Konferencja odbywała się w Zakopanem, była również prowadzona transmisja. To największa impreza branży odpadowej w Polsce. Wzięła w niej udział rekordowa liczba 460 uczestników (w tym 30 osób on-line).
System kaucyjny
– To co przed nami chronologicznie to w pierwszej kolejności system kaucyjny – mówił Piotr Szewczyk, przewodniczący Rady RIPOK. Wskazywał, że duża część „dochodowych” odpadów opakowaniowych omijać będzie instalacje komunalne. Zmieni się tym samym cała gospodarka odpadami.

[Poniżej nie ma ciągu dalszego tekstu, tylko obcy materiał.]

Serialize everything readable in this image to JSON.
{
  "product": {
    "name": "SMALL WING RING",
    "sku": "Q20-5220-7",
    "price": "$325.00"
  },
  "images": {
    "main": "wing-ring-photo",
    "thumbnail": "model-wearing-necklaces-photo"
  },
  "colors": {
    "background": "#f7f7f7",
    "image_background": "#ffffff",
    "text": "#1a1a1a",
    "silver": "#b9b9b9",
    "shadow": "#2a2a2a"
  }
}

Wyeliminowanie ze strumienia odpadów opakowań typu PET, szkła wielorazowego i opakowań aluminiowych spowoduje, że do instalacji komunalnych będą trafiać odpady, których wartość recyklingowa, a co za tym idzie, ekonomiczna jest zdecydowanie niższa lub często wymaga dopłat. – Dochody ze sprzedaży surowców dotychczas pokrywały przynajmniej część kosztów działalności, realnie je obniżając. Teraz tych wpływów zabraknie – komentował dr Jacek Połomka, prezes Łużyckiego Centrum Recyklingu.
Bioodpady
Dr inż. Barbara Kozłowska z Wydział Inżynierii Procesowej i Ochrony Środowiska, Politechniki Łódzkiej zwracała uwagę na problemy związane z zagospodarowaniem bioodpadów. W pierwszej kolejności problem dostrzegać zaczęły instalacje miejskie, obecnie z coraz większą mocą odczuwają gminy i instalacje wiejskie. – Bo powodu zmian społeczno-gospodarczych i strukturalnych obserwowanych na terenach wiejskich można jednak zauważyć zmiany zarówno dotyczące wskaźnika nagromadzenia odpadów, jak i w składzie morfologicznym – mówiła ekspertka.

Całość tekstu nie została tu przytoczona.